Van Dijsseldonk is een gitarist, die zijn eigen liedjes zingt. Bewust noemt hij het geen singer-songwriter. “Vooral niet bij de associatie ‘man met akoestische gitaar’, ook al speel ik die regelmatig. Ik voel me daarin niet zo thuis. Paul McCartney en Stevie Wonder zijn toch ook singer-songwriters?” Van Dijsseldonk groeide op als jongste binnen een groot gezin en door oudere broers en zussen was er veel muziek in huis. Vooral Britse muziek waaronder de Beatles, Supertramp, Dire straits en een enkele uitwaaiering naar dat andere Engels sprekende continent middels de Eagles. Later zou hij de muziek uit dat land van onbegrensde mogelijkheden beter leren kennen en kwam bijvoorbeeld CCR om de hoek. Nog geen The Band en Dylan. Op z’n 18e vormt hij zijn eerste band. “Die was sterk sixties gericht met grote voorbeelden Hendrix en Led Zeppelin. Zeg maar de progressieve bluesrock.” Zo rond zijn dertigste komen daar ineens namen als Neil Young, Dylan en The Band bij. “Ik denk dat ik daar wat rijper of ouder voor moest zijn. Bij de Beatles was ik op zoek naar het echte popliedje. The Band was muziekintentie.” In het laatste decennium van de voorgaande eeuw is van Dijsseldonk voortdurend met bandjes bezig.

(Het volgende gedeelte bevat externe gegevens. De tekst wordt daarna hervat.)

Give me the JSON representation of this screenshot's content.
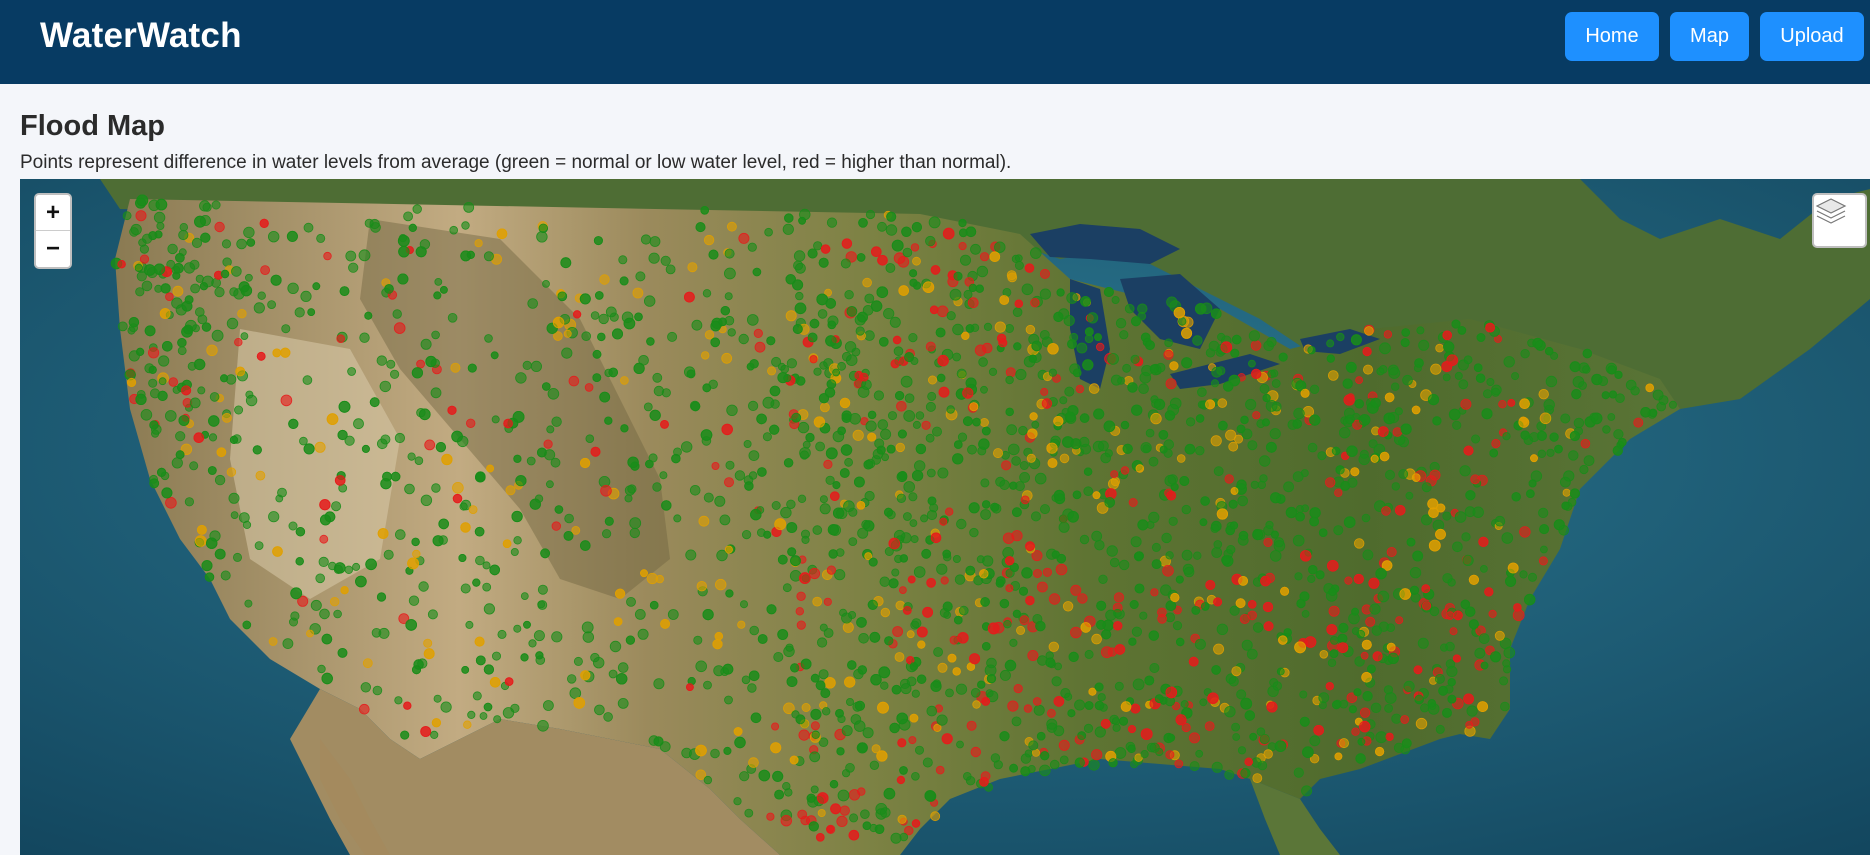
{
  "header": {
    "brand": "WaterWatch",
    "nav": [
      {
        "label": "Home"
      },
      {
        "label": "Map"
      },
      {
        "label": "Upload"
      }
    ]
  },
  "page": {
    "title": "Flood Map",
    "description": "Points represent difference in water levels from average (green = normal or low water level, red = higher than normal)."
  },
  "map": {
    "zoom_in_label": "+",
    "zoom_out_label": "−",
    "layers_icon": "layers-icon",
    "colors": {
      "normal": "#1a8c1a",
      "elevated": "#e0a000",
      "high": "#e51c1c",
      "ocean": "#1e5d78",
      "land": "#6f7a3a",
      "arid": "#b8a078"
    }
  }
}
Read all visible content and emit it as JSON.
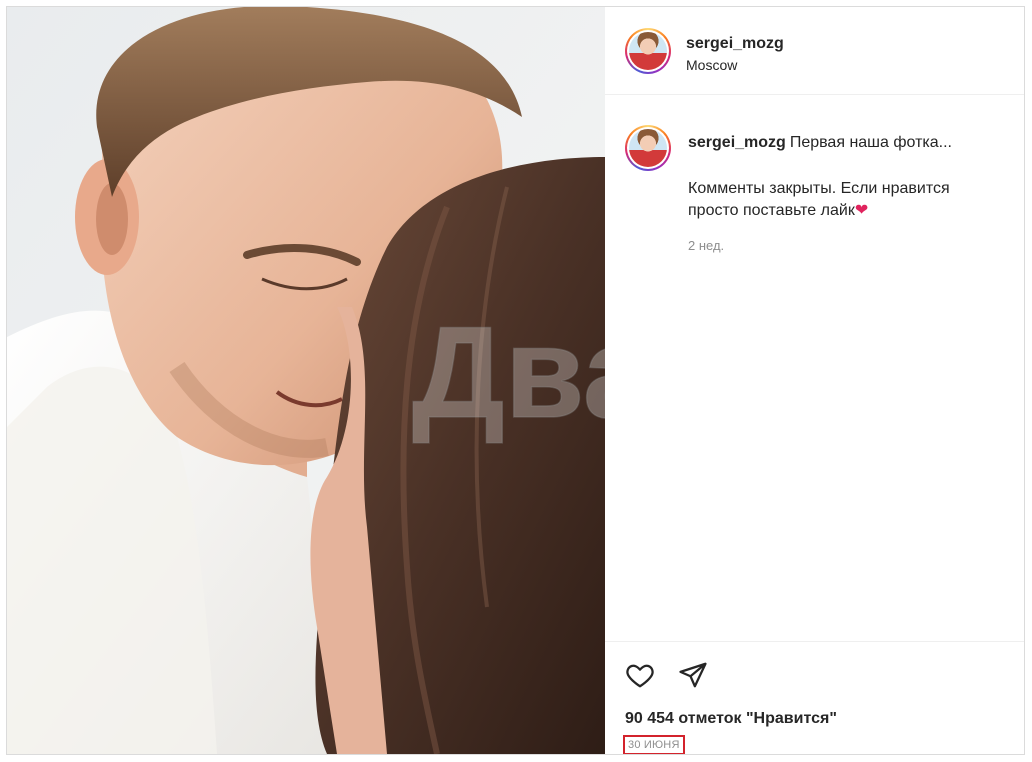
{
  "post": {
    "author": {
      "username": "sergei_mozg",
      "location": "Moscow"
    },
    "caption": {
      "username": "sergei_mozg",
      "first_line": "Первая наша фотка...",
      "body": "Комменты закрыты. Если нравится просто поставьте лайк",
      "emoji": "❤",
      "age": "2 нед."
    },
    "watermark": "Двач",
    "likes_text": "90 454 отметок \"Нравится\"",
    "date": "30 ИЮНЯ"
  },
  "icons": {
    "like": "heart-outline-icon",
    "share": "paper-plane-icon"
  },
  "colors": {
    "text": "#262626",
    "muted": "#8e8e8e",
    "border": "#dbdbdb",
    "highlight": "#d3232c"
  }
}
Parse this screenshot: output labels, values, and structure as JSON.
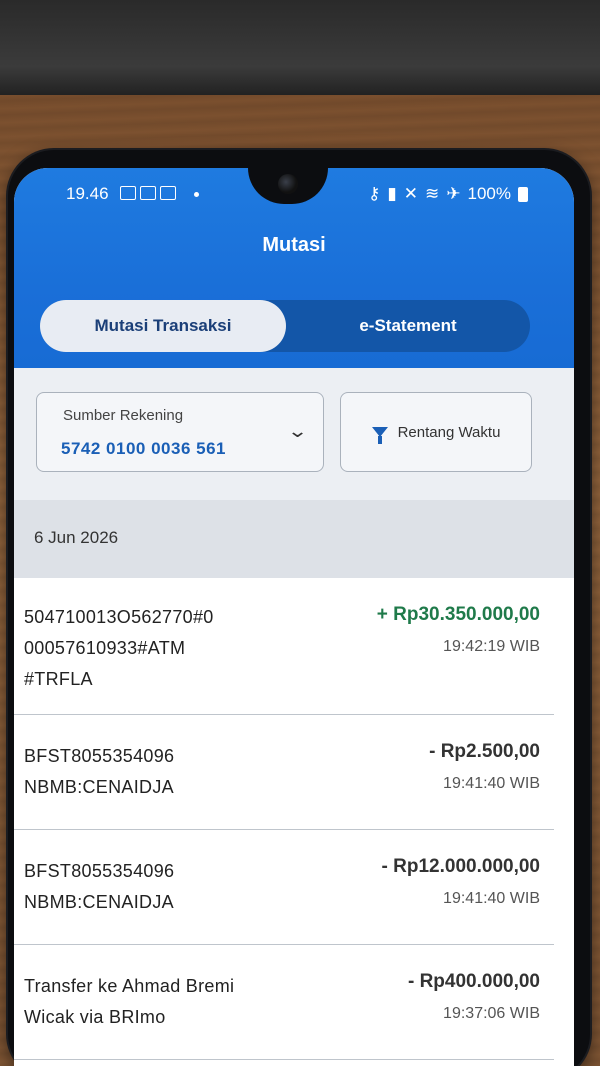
{
  "status_bar": {
    "time": "19.46",
    "battery": "100%"
  },
  "header": {
    "title": "Mutasi"
  },
  "tabs": [
    {
      "label": "Mutasi Transaksi",
      "active": true
    },
    {
      "label": "e-Statement",
      "active": false
    }
  ],
  "filters": {
    "source_label": "Sumber Rekening",
    "source_value": "5742 0100 0036 561",
    "range_label": "Rentang Waktu"
  },
  "date_header": "6 Jun 2026",
  "transactions": [
    {
      "description": "504710013O562770#0\n00057610933#ATM\n#TRFLA",
      "amount": "+ Rp30.350.000,00",
      "time": "19:42:19 WIB",
      "type": "credit"
    },
    {
      "description": "BFST8055354096\nNBMB:CENAIDJA",
      "amount": "- Rp2.500,00",
      "time": "19:41:40 WIB",
      "type": "debit"
    },
    {
      "description": "BFST8055354096\nNBMB:CENAIDJA",
      "amount": "- Rp12.000.000,00",
      "time": "19:41:40 WIB",
      "type": "debit"
    },
    {
      "description": "Transfer ke Ahmad Bremi\nWicak via BRImo",
      "amount": "- Rp400.000,00",
      "time": "19:37:06 WIB",
      "type": "debit"
    }
  ],
  "colors": {
    "primary_blue": "#1f7be0",
    "tab_bg": "#1356a8",
    "credit_green": "#1f7a4a",
    "account_blue": "#1a5fb6"
  },
  "icons": [
    "sim-icon",
    "key-icon",
    "battery-saver-icon",
    "mute-icon",
    "wifi-icon",
    "airplane-icon",
    "battery-icon",
    "chevron-down-icon",
    "filter-icon"
  ]
}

Het begin van de nieuwe eeuw is tevens het begin van de cd carrière van de gitarist-zanger. Met de Smalltown Romeos neemt hij drie succesvolle platen op. Eerst verschijnt nog een Engelstalige solo-cd 33 1/3 op Inbetweens en twee jaar later is er ineens Bijna lente, een Nederlandstalige cd. “Met dat Nederlandstalige liep ik al wat langer rond. In het Engels schrijven doen we toch zoveel mogelijk als een Engelsman of Amerikaan. In het Nederlands kan je je persoonlijker en directer uiten, al vind ik het wel moeilijker. Iedereen verstaat het direct. Het moet lekker klinken en niet tenenkrommend zijn. Voor mij is het telkens een worsteling én uitdaging ineen. Engels is toch meer de muziektaal.” Twee jaar geleden verscheen In mijn eigen koninkrijk, een cd vol met eerlijke, directe, kunstige, maar geen gewrochte Nederlandse liedjes die lekker in het gehoor liggen, toegankelijk zijn, soms aanstekelijk broeierig dan weer verstild of heerlijk swingend. En luisterend naar de cd, constateer ik: ‘Popmuziek met rootsinvloeden’. Nederlandstalige rootsmuziek dan? “Je zou het rootspop kunnen noemen. Je probeert het net zo goed voor jezelf te kaderen. Maar als je het pop noemt dan vinden de roots liefhebbers dat niet meer interessant. En als je het roots noemt, dan haken de popliefhebbers af omdat het te moeilijk is. Je valt tussen wal en schip. En de popmuziek waar ik van houd is ook al dertig jaar oud. Het zijn mijn roots. De Romeos werden ook geplaatst in dat hoekje Americana. Toen begreep ik dat niet, nu hoor ik dat wel. En vanwege mijn bijdragen bij JW Roy en The Watchman krijg je snel de opmerking ‘oh, die heeft in die Eindhovense hoek gespeeld’. Ik snap dat niet zo, die scheiding der kampen. Elke Amerikaan die akoestisch gitaar speelt en in Nederland geboekt wordt is geweldig, maar als je dan in het Nederlands zingt en hetzelfde doet… ho maar! Ik ben op zoek naar mijn eigen roots en uit Nederland kom je dan toch op een andere plek terecht. De Nederlandse roots zijn in vergelijking met wat in andere landen leeft toch een stuk minder. Wij hebben niet zoveel of je moet traditioneel of folklore brengen. Mijn muzikale achtergronden liggen, zoals waarschijnlijk bij veel Nederlanders bij de buitenlandse popmuziek. En dan vind ik het toch interessant om Nederlandstalige liedjes te schrijven, waarbij ik niet na-aap, maar daar mijn eigen draai aan probeer te geven.”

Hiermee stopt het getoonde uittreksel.